Another good resource from Google is [1] which focuses more on operational impacts after you deploy a system that relies on ML (I'm a coauthor). [2], which was written by my boss, is also great.
Beautiful. I see so many software engineers that make design mistakes because they are over-confident in their understanding of ML, Statistics, and Economics. This is a welcome inclusion.
My guess (I haven't had a chance to fully digest the paper) would be that they are saying spam is designed to emulate high quality signals so discounting it in the quality ranking could mute actual organic quality signals.
Instead the approach they suggest (from my quick read) is to not include any information in the quality ranking system about spam but rather allow the spam classifier/filter to deal with it on it's own terms.
Great resource. I have a chrome extension http://compakt.nhatqbui.com where I naively added ML features but it was too inconsistent. I now understand the cautioned approach the guide advises on adding ML to a product.
It's Google's A/B experiment framework that runs on production traffic and allows you to slice by various attributes and apply experimental models to the slice.
Yeah, that rule isn't very well described, but if you read between the lines:
Play once had a table that was stale for 6 months,
and refreshing the table alone gave a boost of 2%
in install rate
Your best engineers will tell you that your fancy new ML system needs to have a silent, behind-the-scenes _heuristic_ system backing it up. The heuristic system in this example is reading from the same tables and running some heuristics to produce output that "makes sense."
If the ML system and the heuristic system are disagreeing in a lot of cases, you have a problem. (Or, for this example, the heuristic system just flags that the table hasn't been updated.)

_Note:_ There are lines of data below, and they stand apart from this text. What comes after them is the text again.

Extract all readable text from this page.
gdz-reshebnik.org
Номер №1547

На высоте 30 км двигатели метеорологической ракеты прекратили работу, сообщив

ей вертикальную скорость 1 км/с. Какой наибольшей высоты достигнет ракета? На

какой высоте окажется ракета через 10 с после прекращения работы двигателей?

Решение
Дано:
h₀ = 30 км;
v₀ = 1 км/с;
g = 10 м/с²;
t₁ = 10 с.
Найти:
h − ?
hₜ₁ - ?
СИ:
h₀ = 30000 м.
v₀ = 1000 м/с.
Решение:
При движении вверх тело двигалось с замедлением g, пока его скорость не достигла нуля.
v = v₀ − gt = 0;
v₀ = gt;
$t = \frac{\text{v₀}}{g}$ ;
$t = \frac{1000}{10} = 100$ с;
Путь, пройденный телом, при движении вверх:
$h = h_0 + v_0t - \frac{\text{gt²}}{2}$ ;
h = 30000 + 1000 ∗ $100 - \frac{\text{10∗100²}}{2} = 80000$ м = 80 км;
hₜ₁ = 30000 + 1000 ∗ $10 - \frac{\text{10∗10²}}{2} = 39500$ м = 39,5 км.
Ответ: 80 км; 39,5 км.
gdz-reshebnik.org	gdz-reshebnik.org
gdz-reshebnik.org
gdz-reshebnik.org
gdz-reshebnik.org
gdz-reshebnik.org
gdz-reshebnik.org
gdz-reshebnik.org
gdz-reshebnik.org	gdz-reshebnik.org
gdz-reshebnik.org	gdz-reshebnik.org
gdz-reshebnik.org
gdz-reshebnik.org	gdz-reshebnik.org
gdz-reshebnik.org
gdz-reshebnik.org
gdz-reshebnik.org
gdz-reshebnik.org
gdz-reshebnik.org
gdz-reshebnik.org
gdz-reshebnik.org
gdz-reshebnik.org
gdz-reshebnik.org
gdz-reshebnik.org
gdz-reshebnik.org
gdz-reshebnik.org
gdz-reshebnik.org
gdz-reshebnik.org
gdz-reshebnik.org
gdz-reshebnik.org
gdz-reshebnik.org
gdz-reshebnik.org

These flagged items are the things you check _before_ exporting your model to production.
So between developing the heuristic system and chasing down regressions in unit testing, it turns out ML isn't going to save you 90% of your engineering time.
> Your best engineers will tell you that your fancy new ML system needs to have a silent, behind-the-scenes _heuristic_ system backing it up.

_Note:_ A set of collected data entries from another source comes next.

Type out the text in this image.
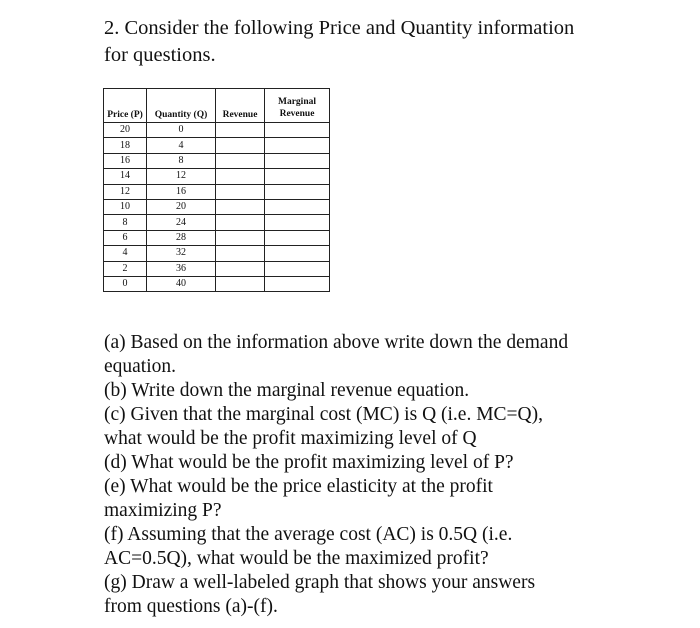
2. Consider the following Price and Quantity information
for questions.
Price (P)	Quantity (Q)	Revenue	Marginal
Revenue
20	0		
18	4		
16	8		
14	12		
12	16		
10	20		
8	24		
6	28		
4	32		
2	36		
0	40		
(a) Based on the information above write down the demand
equation.
(b) Write down the marginal revenue equation.
(c) Given that the marginal cost (MC) is Q (i.e. MC=Q),
what would be the profit maximizing level of Q
(d) What would be the profit maximizing level of P?
(e) What would be the price elasticity at the profit
maximizing P?
(f) Assuming that the average cost (AC) is 0.5Q (i.e.
AC=0.5Q), what would be the maximized profit?
(g) Draw a well-labeled graph that shows your answers
from questions (a)-(f).
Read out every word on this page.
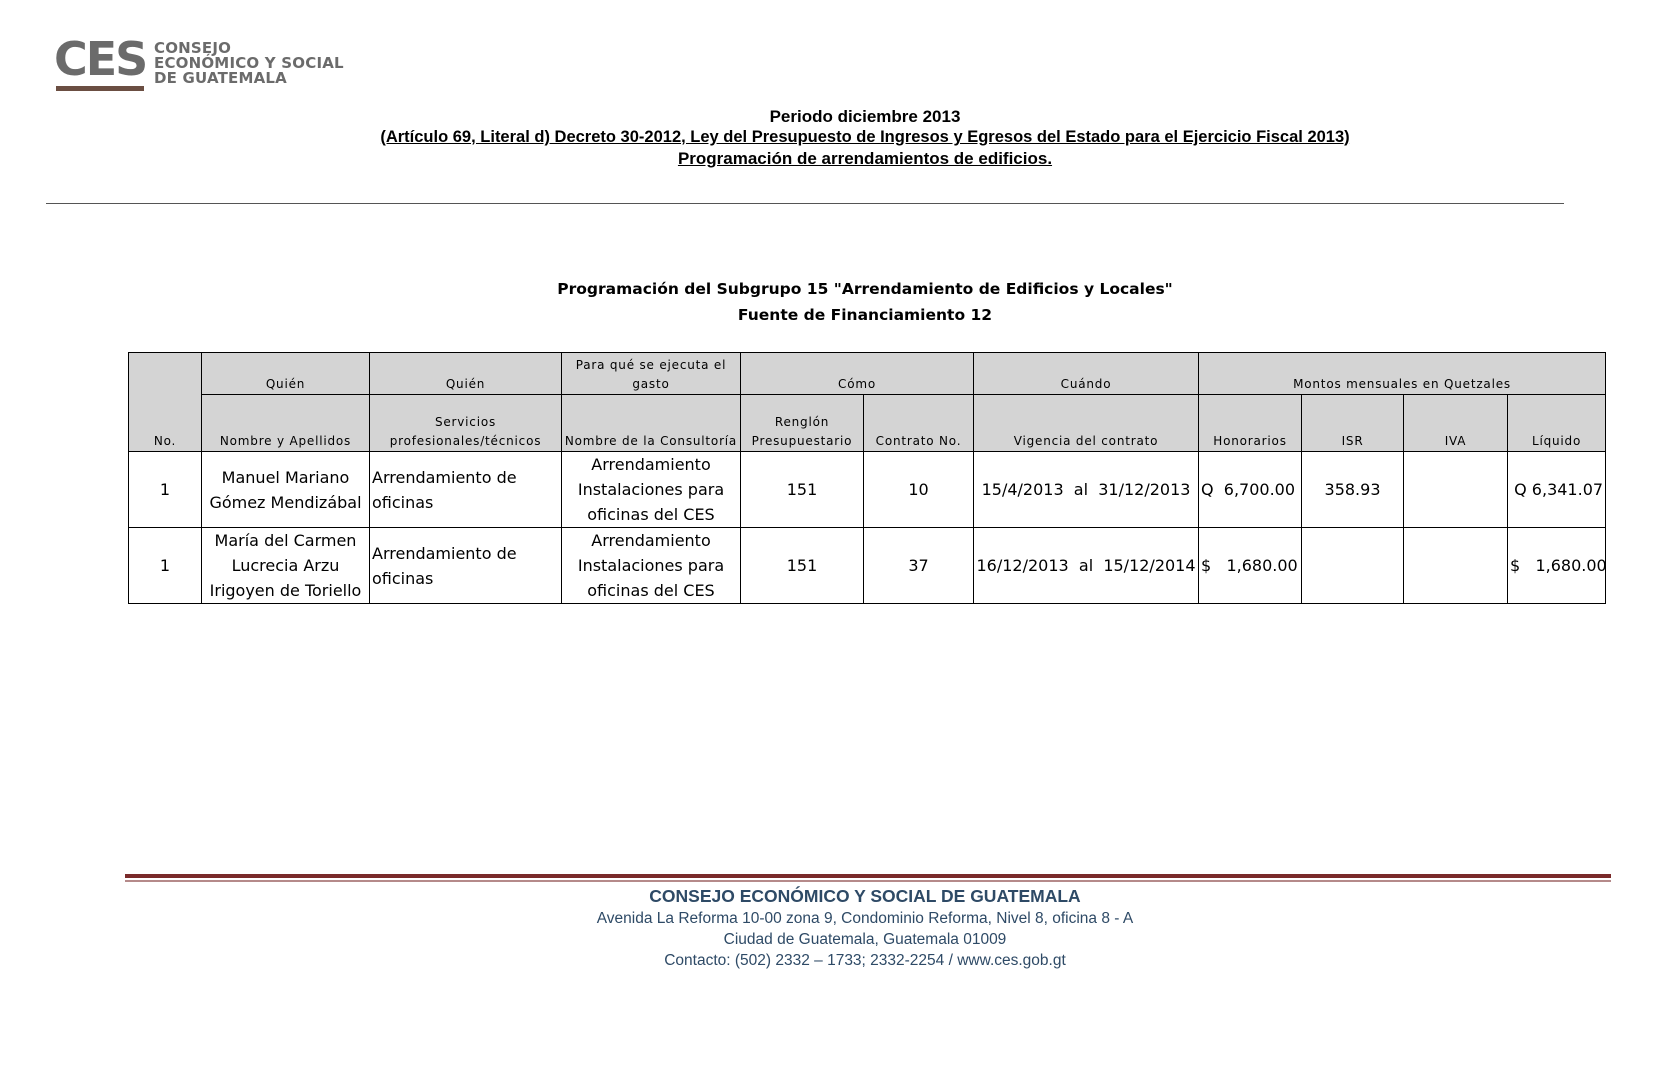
CES CONSEJO
ECONÓMICO Y SOCIAL
DE GUATEMALA
Periodo diciembre 2013
(Artículo 69, Literal d) Decreto 30-2012, Ley del Presupuesto de Ingresos y Egresos del Estado para el Ejercicio Fiscal 2013)
Programación de arrendamientos de edificios.
Programación del Subgrupo 15 "Arrendamiento de Edificios y Locales"
Fuente de Financiamiento 12
No.	Quién	Quién	Para qué se ejecuta el gasto	Cómo		Cuándo	Montos mensuales en Quetzales			
	Nombre y Apellidos	Servicios profesionales/técnicos	Nombre de la Consultoría	Renglón Presupuestario	Contrato No.	Vigencia del contrato	Honorarios	ISR	IVA	Líquido
1	Manuel Mariano Gómez Mendizábal	Arrendamiento de oficinas	Arrendamiento Instalaciones para oficinas del CES	151	10	15/4/2013  al  31/12/2013	Q  6,700.00	358.93		Q 6,341.07
1	María del Carmen Lucrecia Arzu Irigoyen de Toriello	Arrendamiento de oficinas	Arrendamiento Instalaciones para oficinas del CES	151	37	16/12/2013  al  15/12/2014	$   1,680.00			$   1,680.00
CONSEJO ECONÓMICO Y SOCIAL DE GUATEMALA
Avenida La Reforma 10-00 zona 9, Condominio Reforma, Nivel 8, oficina 8 - A
Ciudad de Guatemala, Guatemala 01009
Contacto: (502) 2332 – 1733; 2332-2254 / www.ces.gob.gt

This should have been in guide somewhere. Makes a lot more sense than the "data not updated" example, which is a bit too narrow.

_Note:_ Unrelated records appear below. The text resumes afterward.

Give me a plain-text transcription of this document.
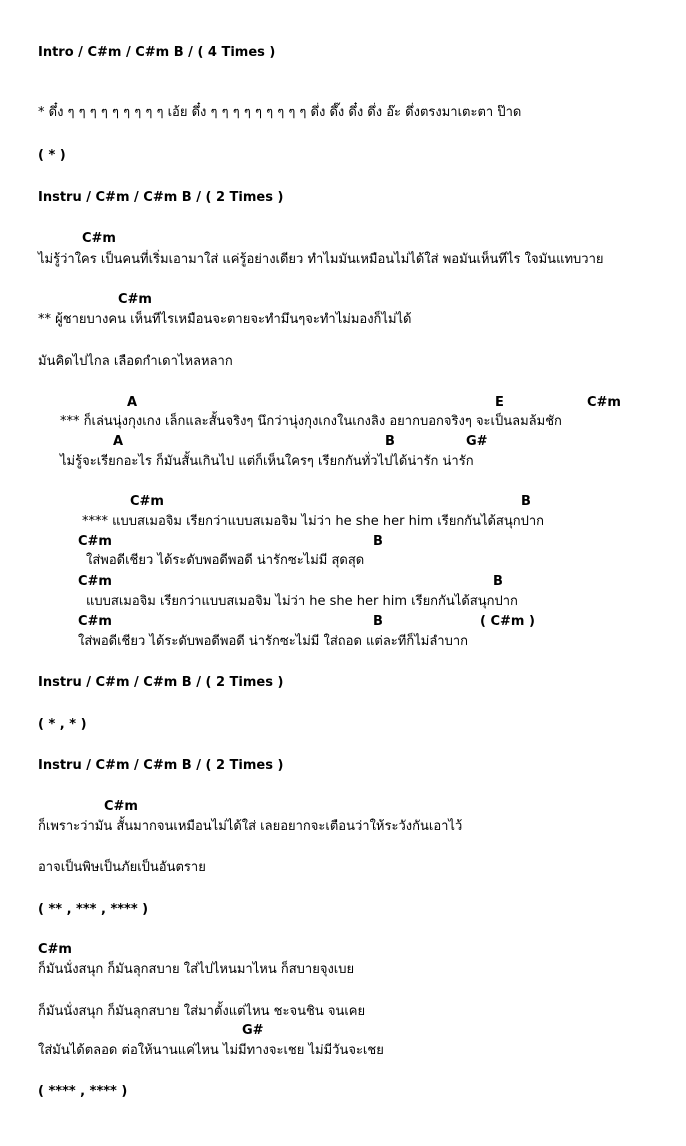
Intro / C#m / C#m B / ( 4 Times )
* ดึ๋ง ๆ ๆ ๆ ๆ ๆ ๆ ๆ ๆ ๆ เอ้ย ดึ๋ง ๆ ๆ ๆ ๆ ๆ ๆ ๆ ๆ ๆ ดึ่ง ดึ๊ง ดึ๋ง ดึ่ง อ๊ะ ดึ่งตรงมาเตะตา ป๊าด
( * )
Instru / C#m / C#m B / ( 2 Times )
C#m
ไม่รู้ว่าใคร เป็นคนที่เริ่มเอามาใส่ แค่รู้อย่างเดียว ทำไมมันเหมือนไม่ได้ใส่ พอมันเห็นทีไร ใจมันแทบวาย
C#m
** ผู้ชายบางคน เห็นทีไรเหมือนจะตายจะทำมึนๆจะทำไม่มองก็ไม่ได้
มันคิดไปไกล เลือดกำเดาไหลหลาก
A	E	C#m
*** ก็เล่นนุ่งกุงเกง เล็กและสั้นจริงๆ นึกว่านุ่งกุงเกงในเกงลิง อยากบอกจริงๆ จะเป็นลมล้มชัก
A	B	G#
ไม่รู้จะเรียกอะไร ก็มันสั้นเกินไป แต่ก็เห็นใครๆ เรียกกันทั่วไปได้น่ารัก น่ารัก
C#m	B
**** แบบสเมอจิม เรียกว่าแบบสเมอจิม ไม่ว่า he she her him เรียกกันได้สนุกปาก
C#m	B
ใส่พอดีเชียว ได้ระดับพอดีพอดี น่ารักซะไม่มี สุดสุด
C#m	B
แบบสเมอจิม เรียกว่าแบบสเมอจิม ไม่ว่า he she her him เรียกกันได้สนุกปาก
C#m	B	( C#m )
ใส่พอดีเชียว ได้ระดับพอดีพอดี น่ารักซะไม่มี ใส่ถอด แต่ละทีก็ไม่ลำบาก
Instru / C#m / C#m B / ( 2 Times )
( * , * )
Instru / C#m / C#m B / ( 2 Times )
C#m
ก็เพราะว่ามัน สั้นมากจนเหมือนไม่ได้ใส่ เลยอยากจะเตือนว่าให้ระวังกันเอาไว้
อาจเป็นพิษเป็นภัยเป็นอันตราย
( ** , *** , **** )
C#m
ก็มันนั่งสนุก ก็มันลุกสบาย ใส่ไปไหนมาไหน ก็สบายจุงเบย
ก็มันนั่งสนุก ก็มันลุกสบาย ใส่มาตั้งแต่ไหน ชะจนชิน จนเคย
G#
ใส่มันได้ตลอด ต่อให้นานแค่ไหน ไม่มีทางจะเชย ไม่มีวันจะเชย
( **** , **** )
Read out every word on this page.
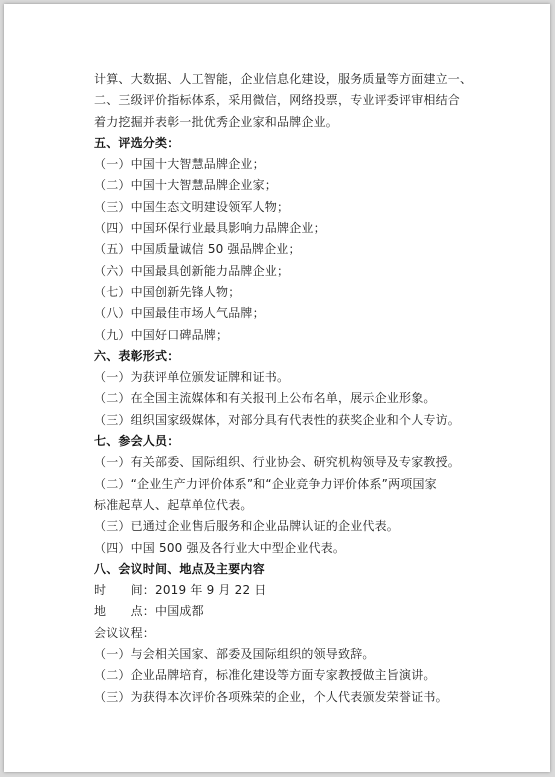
计算、大数据、人工智能，企业信息化建设，服务质量等方面建立一、

二、三级评价指标体系，采用微信，网络投票，专业评委评审相结合

着力挖掘并表彰一批优秀企业家和品牌企业。

五、评选分类：

（一）中国十大智慧品牌企业；

（二）中国十大智慧品牌企业家；

（三）中国生态文明建设领军人物；

（四）中国环保行业最具影响力品牌企业；

（五）中国质量诚信 50 强品牌企业；

（六）中国最具创新能力品牌企业；

（七）中国创新先锋人物；

（八）中国最佳市场人气品牌；

（九）中国好口碑品牌；

六、表彰形式：

（一）为获评单位颁发证牌和证书。

（二）在全国主流媒体和有关报刊上公布名单，展示企业形象。

（三）组织国家级媒体，对部分具有代表性的获奖企业和个人专访。

七、参会人员：

（一）有关部委、国际组织、行业协会、研究机构领导及专家教授。

（二）“企业生产力评价体系”和“企业竞争力评价体系”两项国家

标准起草人、起草单位代表。

（三）已通过企业售后服务和企业品牌认证的企业代表。

（四）中国 500 强及各行业大中型企业代表。

八、会议时间、地点及主要内容

时　　间：2019 年 9 月 22 日

地　　点：中国成都

会议议程：

（一）与会相关国家、部委及国际组织的领导致辞。

（二）企业品牌培育，标准化建设等方面专家教授做主旨演讲。

（三）为获得本次评价各项殊荣的企业，个人代表颁发荣誉证书。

> So between developing the heuristic system and chasing down regressions in unit testing, it turns out ML isn't going to save you 90% of your engineering time.
There are 2 rules about whether to use ML. First, there has to be some underlying rules for the machine to learn. Second, you only want ML if it's harder to figure out the rules themselves.
Of course you can bend the second rule a bit if you are a ML expert (and maybe even have the heuristic system lying around already).
> your fancy new ML system needs to have a silent, behind-the-scenes _heuristic_ system backing it up.
Note that the heuristic only needs to be just "good enough".
Example: If Netflix's recommendation service is unavailable, the system just shows a list of popular movies instead of the personalized recommendations.
[1] https://sites.google.com/site/wildml2016nips/SculleyPaper1.p...
[2] https://research.google.com/pubs/pub43146.html